22 Eylül 2008

Sevgili Günlük

Sevgili günlük,
Hava serin, bugün denize girmedim, dün girmiştim. Dün de serin bir gündü. Tek farkla, güneş görünüyordu. Gerçi dün sabah buraya yağmur yağıyorken ben yine de güneşi görüyordum çünkü yağmurların döküldüğü bulutların üzerindeydim. Düşününce hergün güneşli, sadece bazı günler araya bulutlar giriyor. Bulutların olması kötü değil, çünku hep farklı bir görüntü çiziyorlar. Şu andakiler harika mesela...

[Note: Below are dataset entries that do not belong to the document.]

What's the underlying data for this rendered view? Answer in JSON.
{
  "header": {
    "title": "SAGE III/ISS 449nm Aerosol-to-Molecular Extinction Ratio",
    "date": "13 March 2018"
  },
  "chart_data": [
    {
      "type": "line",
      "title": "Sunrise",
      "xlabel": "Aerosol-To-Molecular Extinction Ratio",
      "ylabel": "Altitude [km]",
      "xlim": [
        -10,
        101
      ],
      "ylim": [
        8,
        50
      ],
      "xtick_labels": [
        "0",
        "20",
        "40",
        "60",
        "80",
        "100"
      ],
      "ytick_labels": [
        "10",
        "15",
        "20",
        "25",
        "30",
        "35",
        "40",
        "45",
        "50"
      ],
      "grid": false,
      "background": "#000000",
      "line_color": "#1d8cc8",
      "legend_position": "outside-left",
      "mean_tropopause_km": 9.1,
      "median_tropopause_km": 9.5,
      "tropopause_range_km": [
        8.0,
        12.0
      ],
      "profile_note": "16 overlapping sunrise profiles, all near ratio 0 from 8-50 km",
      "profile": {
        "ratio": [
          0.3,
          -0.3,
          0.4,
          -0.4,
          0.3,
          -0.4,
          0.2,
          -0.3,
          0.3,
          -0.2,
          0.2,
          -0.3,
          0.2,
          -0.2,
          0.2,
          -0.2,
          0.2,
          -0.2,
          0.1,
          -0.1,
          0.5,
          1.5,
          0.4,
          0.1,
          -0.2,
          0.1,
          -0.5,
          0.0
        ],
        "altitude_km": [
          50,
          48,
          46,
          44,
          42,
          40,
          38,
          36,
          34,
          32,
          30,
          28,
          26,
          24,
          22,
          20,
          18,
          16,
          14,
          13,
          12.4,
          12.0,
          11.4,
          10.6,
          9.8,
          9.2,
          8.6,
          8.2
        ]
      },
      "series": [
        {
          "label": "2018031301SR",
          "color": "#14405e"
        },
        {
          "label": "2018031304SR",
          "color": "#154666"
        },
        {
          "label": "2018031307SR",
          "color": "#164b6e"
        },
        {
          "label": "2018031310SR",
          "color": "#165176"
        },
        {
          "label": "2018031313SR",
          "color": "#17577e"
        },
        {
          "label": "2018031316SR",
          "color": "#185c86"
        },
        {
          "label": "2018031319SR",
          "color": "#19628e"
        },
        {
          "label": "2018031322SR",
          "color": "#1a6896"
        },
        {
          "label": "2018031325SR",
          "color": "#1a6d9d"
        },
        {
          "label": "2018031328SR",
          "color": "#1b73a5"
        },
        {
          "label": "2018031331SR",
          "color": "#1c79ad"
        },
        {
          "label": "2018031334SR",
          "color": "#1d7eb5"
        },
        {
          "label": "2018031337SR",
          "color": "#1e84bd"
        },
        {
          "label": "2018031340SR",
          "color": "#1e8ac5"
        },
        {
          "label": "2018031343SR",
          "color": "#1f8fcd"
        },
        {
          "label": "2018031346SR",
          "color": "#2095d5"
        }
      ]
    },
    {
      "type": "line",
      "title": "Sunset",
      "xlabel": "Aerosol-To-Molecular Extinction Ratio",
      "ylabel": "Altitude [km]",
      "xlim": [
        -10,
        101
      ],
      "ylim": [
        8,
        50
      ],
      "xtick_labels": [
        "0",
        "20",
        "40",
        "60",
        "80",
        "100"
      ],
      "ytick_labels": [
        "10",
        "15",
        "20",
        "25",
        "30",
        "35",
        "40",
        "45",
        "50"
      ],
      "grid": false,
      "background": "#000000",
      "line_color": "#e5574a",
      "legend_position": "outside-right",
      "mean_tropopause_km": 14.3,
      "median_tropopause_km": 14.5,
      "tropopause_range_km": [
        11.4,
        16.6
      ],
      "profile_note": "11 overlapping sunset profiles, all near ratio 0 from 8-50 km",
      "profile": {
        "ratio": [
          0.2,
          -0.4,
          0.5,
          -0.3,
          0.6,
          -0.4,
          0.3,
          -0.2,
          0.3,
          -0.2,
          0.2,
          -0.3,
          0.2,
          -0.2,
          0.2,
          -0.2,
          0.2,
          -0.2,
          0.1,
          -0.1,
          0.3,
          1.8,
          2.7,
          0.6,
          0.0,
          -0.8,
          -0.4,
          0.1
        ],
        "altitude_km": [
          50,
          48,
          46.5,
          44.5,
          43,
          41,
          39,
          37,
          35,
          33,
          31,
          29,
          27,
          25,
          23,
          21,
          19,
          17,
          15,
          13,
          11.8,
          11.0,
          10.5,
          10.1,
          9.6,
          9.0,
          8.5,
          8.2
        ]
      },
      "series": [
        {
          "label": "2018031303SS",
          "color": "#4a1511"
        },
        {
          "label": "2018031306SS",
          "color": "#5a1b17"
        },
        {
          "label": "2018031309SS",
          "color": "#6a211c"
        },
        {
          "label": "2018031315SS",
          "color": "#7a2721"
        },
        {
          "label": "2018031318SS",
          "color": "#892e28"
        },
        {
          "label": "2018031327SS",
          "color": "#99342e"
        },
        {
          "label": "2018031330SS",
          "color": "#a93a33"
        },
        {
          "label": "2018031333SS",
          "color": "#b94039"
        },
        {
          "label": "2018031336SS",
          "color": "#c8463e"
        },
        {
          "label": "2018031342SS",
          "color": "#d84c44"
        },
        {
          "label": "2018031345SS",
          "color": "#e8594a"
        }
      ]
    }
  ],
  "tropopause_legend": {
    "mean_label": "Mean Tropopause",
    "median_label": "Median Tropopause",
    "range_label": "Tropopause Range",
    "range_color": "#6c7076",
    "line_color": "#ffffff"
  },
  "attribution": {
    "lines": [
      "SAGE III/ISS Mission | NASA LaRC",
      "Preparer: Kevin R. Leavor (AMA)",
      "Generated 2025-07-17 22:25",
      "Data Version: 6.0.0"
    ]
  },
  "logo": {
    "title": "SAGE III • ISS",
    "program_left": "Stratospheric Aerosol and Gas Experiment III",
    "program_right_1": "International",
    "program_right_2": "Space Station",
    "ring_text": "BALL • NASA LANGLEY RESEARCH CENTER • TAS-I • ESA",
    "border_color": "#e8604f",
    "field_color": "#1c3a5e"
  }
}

Bu cihazla yazmak zor. Hem basmak istediğin tuşu ıskalamanın kolay olması hem de varsayılan dil ayarının farklı olması bakımından... Birşey yazmak üzere tuşlara basarken eğer o dildeki bir kelime ile eşleşiyorsa yazdığını o kelime ile değiştiriyor!

Bugün babama 98 yaşındaki müşterimden, hergüne bugün harikayım diyerek başladığından bahsettim. Çok hoşuna gitti, o da kendisini harika hissetti, kum dolu büyük bir kovayı eğilerek taşıyıp taşların arasındaki boşlukları kumla doldurdu ve beli tutuldu.

Okuduğum kitabı bitirdim, sonu daha çok ağlattı. Anneme kitabı anlattım ve neden ağlattığını. Sonra bir film izledik. Filmi izlerken gülmekten annemi öksürük tuttu. Daha önce izlediğim bir filmdi ama ben de güldüm. Babamın beli tutuktu ama o da güldü.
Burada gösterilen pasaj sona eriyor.